Selbst wenn sich Stahlhelme und Sturmgewehre im Alltag des Proest Policing nicht als bevorzugte Ausrüstung durchsetzen werden, prägen sie zunehmend das Selbstverständnis der Polizei. In der Pose des Anti-Terror-Kriegers wird der Ausnahmezustand zum Normalzustand. Zunehmend mit autoritären Werkzeugen und Befugnissen ausgestattet, soll die Polizei dort agieren, wo die politische Klasse selbst den Anspruch auf Lösungen gesellschaftlicher Konflikte längst aufgegeben hat.

In dieser Perspektive werden Demonstrationen zu Störungen und politische Unruhen zum Bürgerkrieg, wie die Gipfeltage in Hamburg eindrücklich bewiesen haben. Mit der Drohung der Sturmgewehre gegen „Unruhestifter“ und der Aussetzung elementarer Grundrechte stellt der Staat die Demokratie zugunsten autoritärer Vorgehensweisen in Frage. Die Black-Lifes-Matter-Bewegung in den USA, eine gesellschaftliche Reaktion auf Rassismus und militarisierte Polizeigewalt, antwortet darauf mit der Forderung die Polizei als antidemokratisches Element abzuschaffen. Ihr Gegenvorschlag ist eine community-basierte Konfliktlösung und eine radikale Demokratisierung der Gesellschaft.

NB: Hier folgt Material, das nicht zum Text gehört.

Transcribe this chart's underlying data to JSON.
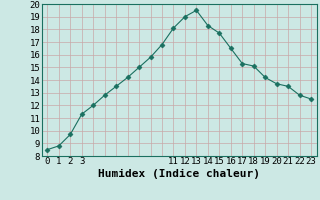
{
  "x": [
    0,
    1,
    2,
    3,
    4,
    5,
    6,
    7,
    8,
    9,
    10,
    11,
    12,
    13,
    14,
    15,
    16,
    17,
    18,
    19,
    20,
    21,
    22,
    23
  ],
  "y": [
    8.5,
    8.8,
    9.7,
    11.3,
    12.0,
    12.8,
    13.5,
    14.2,
    15.0,
    15.8,
    16.8,
    18.1,
    19.0,
    19.5,
    18.3,
    17.7,
    16.5,
    15.3,
    15.1,
    14.2,
    13.7,
    13.5,
    12.8,
    12.5
  ],
  "line_color": "#1a7060",
  "marker": "D",
  "marker_size": 2.5,
  "bg_color": "#cce8e4",
  "grid_major_color": "#c8a8a8",
  "grid_minor_color": "#b8d8d4",
  "xlabel": "Humidex (Indice chaleur)",
  "xlabel_fontsize": 8,
  "ylim": [
    8,
    20
  ],
  "xlim": [
    -0.5,
    23.5
  ],
  "yticks": [
    8,
    9,
    10,
    11,
    12,
    13,
    14,
    15,
    16,
    17,
    18,
    19,
    20
  ],
  "xticks_show": [
    0,
    1,
    2,
    3,
    11,
    12,
    13,
    14,
    15,
    16,
    17,
    18,
    19,
    20,
    21,
    22,
    23
  ],
  "xticks_all": [
    0,
    1,
    2,
    3,
    4,
    5,
    6,
    7,
    8,
    9,
    10,
    11,
    12,
    13,
    14,
    15,
    16,
    17,
    18,
    19,
    20,
    21,
    22,
    23
  ],
  "tick_fontsize": 6.5,
  "line_width": 0.8
}
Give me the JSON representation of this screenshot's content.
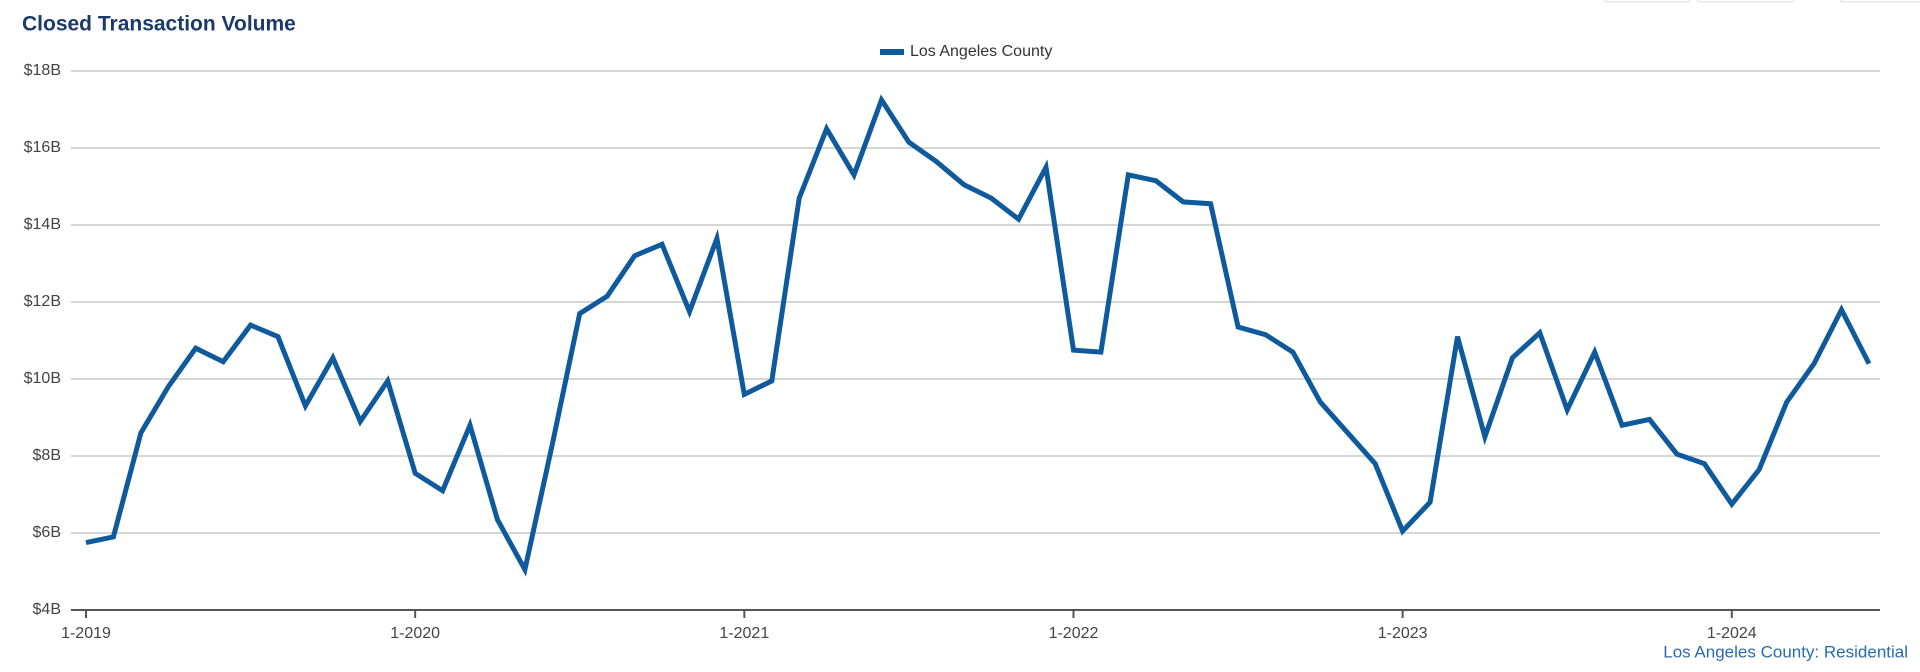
{
  "chart_data": {
    "type": "line",
    "title": "Closed Transaction Volume",
    "note": "Los Angeles County: Residential",
    "categories": [
      "1-2019",
      null,
      null,
      null,
      null,
      null,
      null,
      null,
      null,
      null,
      null,
      null,
      "1-2020",
      null,
      null,
      null,
      null,
      null,
      null,
      null,
      null,
      null,
      null,
      null,
      "1-2021",
      null,
      null,
      null,
      null,
      null,
      null,
      null,
      null,
      null,
      null,
      null,
      "1-2022",
      null,
      null,
      null,
      null,
      null,
      null,
      null,
      null,
      null,
      null,
      null,
      "1-2023",
      null,
      null,
      null,
      null,
      null,
      null,
      null,
      null,
      null,
      null,
      null,
      "1-2024",
      null,
      null,
      null,
      null,
      null
    ],
    "series": [
      {
        "name": "Los Angeles County",
        "color": "#0f5a9c",
        "values": [
          5.75,
          5.9,
          8.6,
          9.8,
          10.8,
          10.45,
          11.4,
          11.1,
          9.3,
          10.55,
          8.9,
          9.95,
          7.55,
          7.1,
          8.8,
          6.35,
          5.05,
          8.3,
          11.7,
          12.15,
          13.2,
          13.5,
          11.75,
          13.65,
          9.6,
          9.95,
          14.7,
          16.5,
          15.3,
          17.25,
          16.15,
          15.65,
          15.05,
          14.7,
          14.15,
          15.5,
          10.75,
          10.7,
          15.3,
          15.15,
          14.6,
          14.55,
          11.35,
          11.15,
          10.7,
          9.4,
          8.6,
          7.8,
          6.05,
          6.8,
          11.1,
          8.5,
          10.55,
          11.2,
          9.2,
          10.7,
          8.8,
          8.95,
          8.05,
          7.8,
          6.75,
          7.65,
          9.4,
          10.4,
          11.8,
          10.4
        ]
      }
    ],
    "ylim": [
      4,
      18
    ],
    "yticks": [
      {
        "value": 4,
        "label": "$4B"
      },
      {
        "value": 6,
        "label": "$6B"
      },
      {
        "value": 8,
        "label": "$8B"
      },
      {
        "value": 10,
        "label": "$10B"
      },
      {
        "value": 12,
        "label": "$12B"
      },
      {
        "value": 14,
        "label": "$14B"
      },
      {
        "value": 16,
        "label": "$16B"
      },
      {
        "value": 18,
        "label": "$18B"
      }
    ],
    "grid": true,
    "legend": "top"
  }
}
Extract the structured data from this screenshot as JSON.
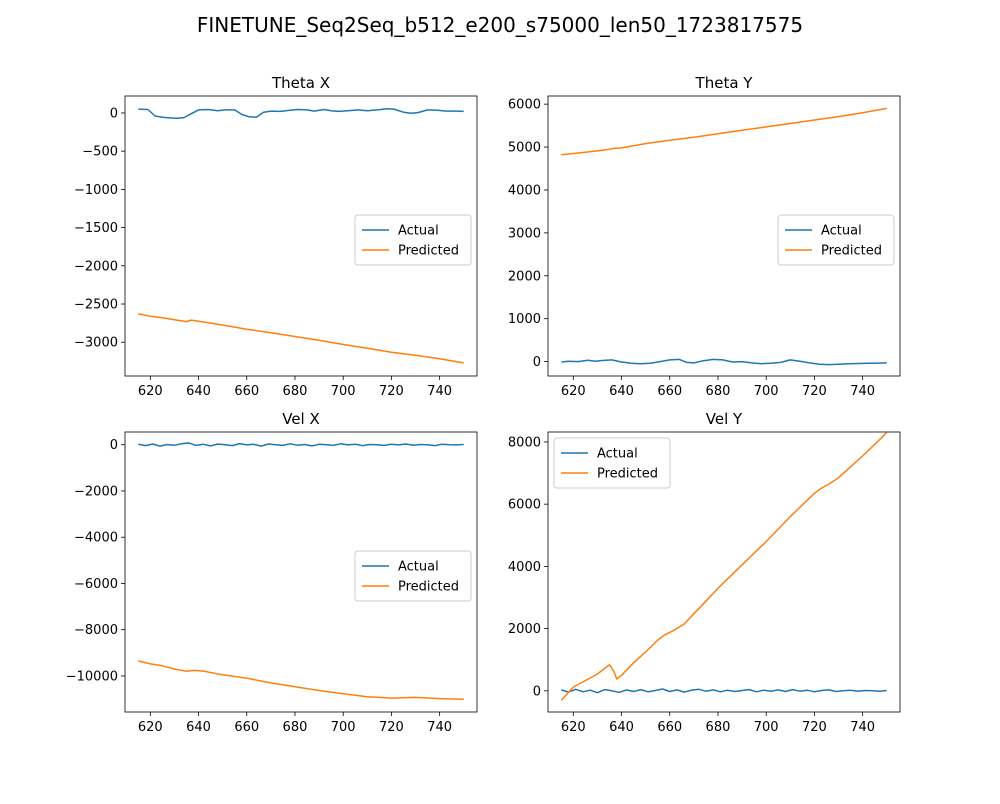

[1]   Deutsche Welle v. 16.8.2014
[2]   SWR-aktuell Rheinland-Pfalz v. 4.7.2017
[3]   Bürgerschaft Hamburg Drs. 21/9844 v. 25.7.17, S. 4
[4]   MDR-Sachsen v. 31.8.2017
[5]   Spiegel-online v. 7.9.2017
[6]   MDR-Sachsen v. 4.9.2017
[7]   Sächsisches Staatsministerium des Innern: Antwort v. 9.10.2017 auf die Kleine Anfrage des Abg. Valentin Lippmann, LT-Drs. 6/10668 v. 8.9.2017
[8]   Franke, J.: Grenzen der Abschreckung. Versammlungsfreiheit und polizeiliche Aufrüstung, www.juwiss.de/101-2017/ v. 12.9.2017
[9]   https://www.cilip.de/2017/08/24/gummigeschosse-beim-g20-gipfel-stammten-vom-sek-sachsen/
[10]  Sächsische Zeitung (SZ-online) v. 10.2.2010
[11]  Tagesspiegel.de v. 16.2.2017
[12]  Rhein-Neckar-Zeitung v. 10.5.2017
[13]  Busch, H. u.a.: Die Polizei in der Bundesrepublik, Frankfurt/M; New York 1988, S. 181f.
[14]  Eine kleine Demo-Geschichte, in: Bürgerrechte & Polizei/CILIP 100 (3/2011), S. 48-62

Beitragsbild: SEK beim Gipfelprotest im Juli 2017 in Hamburg (Matthias Monroy)

2 Gedanken zu „Militarisierung des Protest Policing:  Polizeikrieger als autoritäre Konfliktlösung“

  1. Diese Thema erfordert eine Tagung, auch um europäische und globale Strategien aufzuarbeiten und Bürgerrechtspolitiken gegen diese Militarisierung zu entwickeln. Die grassierende kapitalistische Krise wird weitere Eskalationen provozieren.
    Dipl.Krim. W. Ehrhardt

  2. Eine weitere Aufrüstung und Verschärfung des Konflikts wäre eine Katastrophe. Weder Terror noch Extremismus lässt sich durch Gewalt beenden. Vielmehr schafft Gewalt noch mehr Gewalt. Deeskalation und Dialog müssen angestrebt werden. Sonst profitieren nur die Extremisten. Egal unter welchem Banner.